After Virginia's on King, local businesses train to recognize, prevent workplace violence
CHARLESTON, S.C. (WCIV) —
Parts of the Charleston area are no stranger to gun violence, and after the recent situation at Virginia’s on King, the Charleston County Sheriff’s Office wants people to be prepared.
Tuesday marked the start of a three-day seminar to train employers on how to prevent, prepare for and react to workplace violence.
Thomas Gillan, an instructor for Training Force U.S.A, was in the Lowcountry back in 2015 after the tragedy at Emanuel AME Church. He was asked to come back after the shooting at Virginia’s.
His mission is to educate employers on how to protect themselves and their employees from tragedies like this.
“These are somethings that cause people to act out in some way in the workplace," Gillan says.
His mission is to create a safer work environment.
"That's where it all starts, hiring the right people making sure you do a background check on the person. Make sure you're doing drug screenings, make sure 2 people interview the potential candidate for the position," Gillan says.
As an instructor for Training Force U.S.A., Gillan travels around the country educating people on how to protect themselves. This seminar is geared towards anyone running a business.
"43% of executives these are the higher ranking business people, don't believe that this is an issue in their workplace, and my question is this can happen anywhere, what if it happens to your business are you prepared are your employees prepared?" Gillan asks.
Gillan says businesses need to be smart when hiring employees but also keep an eye out for any warning signs.
"The number one thing we look for is a change in behavior. Somebody changes, they're showing some sort of aggressive behavior that's what you're looking for,” Gillan says.
He also goes over how to fire employees. If the situation arises.
"There's a right way and a wrong way to do it. Don't put yourself your company or your employees at risk. If you're going to let somebody go, there's a special way of doing that," Gillan says.
The seminar comes after the tragic death of Shane Whiddon he was working at Virginia’s on King when a former employee came in and shot him. Chef Trey Dutton says he worked with Whiddon.
"It's a little closer to home now that someone I’ve worked with in the past who had a family and it makes me think about me and my family,” Dutton says.

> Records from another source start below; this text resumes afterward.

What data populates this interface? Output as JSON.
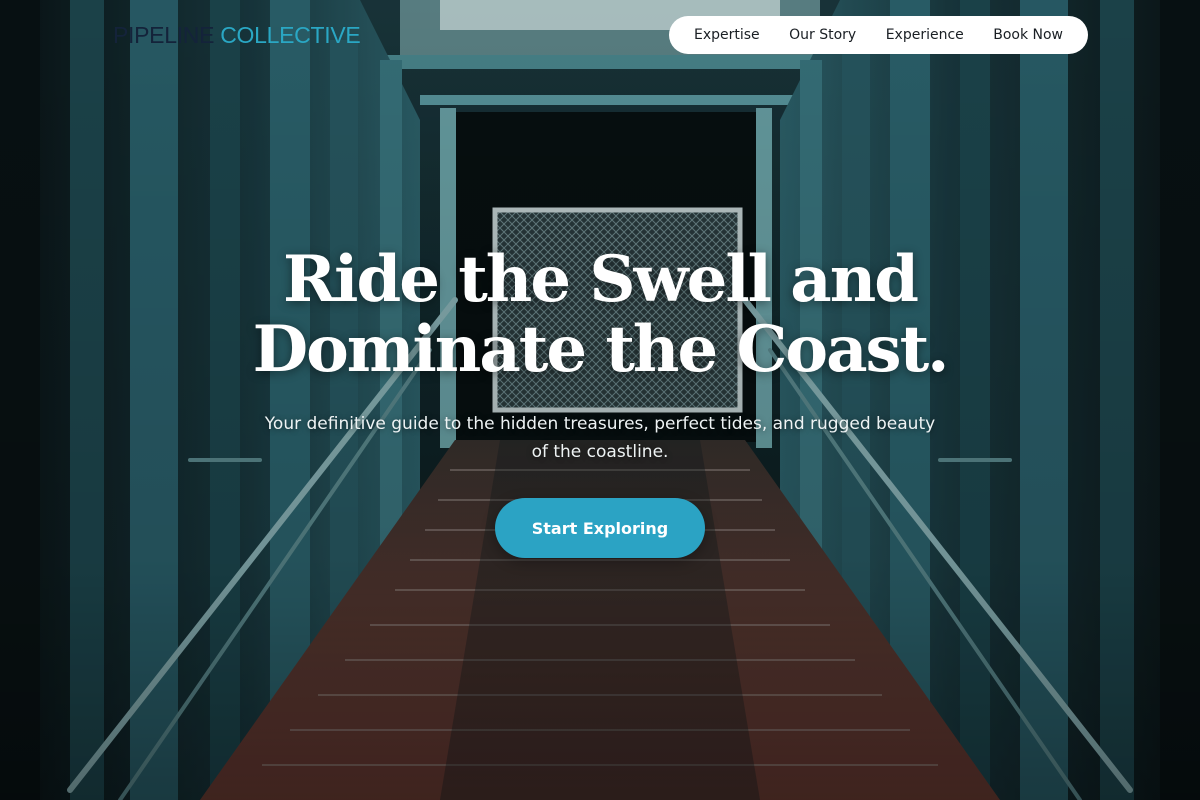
{
  "header": {
    "brand_part1": "PIPELINE",
    "brand_part2": " COLLECTIVE"
  },
  "nav": {
    "items": [
      {
        "label": "Expertise"
      },
      {
        "label": "Our Story"
      },
      {
        "label": "Experience"
      },
      {
        "label": "Book Now"
      }
    ]
  },
  "hero": {
    "headline_line1": "Ride the Swell and",
    "headline_line2": "Dominate the Coast.",
    "subtitle": "Your definitive guide to the hidden treasures, perfect tides, and rugged beauty of the coastline.",
    "cta_label": "Start Exploring",
    "background_image": "stairway-photo"
  },
  "colors": {
    "accent": "#2ba3c4",
    "brand_dark": "#14233a",
    "nav_background": "#ffffff",
    "headline": "#ffffff"
  }
}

Dutton says he's taking the skills he learned today back to One Kept where he works.
"Making sure that they feel treated respectfully because ultimately that's what takes people over the edge sometimes," Dutton says.
"Always try and prepare yourself. I'm not saying nothing is going to happen to you if you are prepared because anything can happen but it's better to be safe then totally sorry," Gillan says.
Classes are free and will be held tomorrow and Thursday at the Charleston County Sheriff’s Office.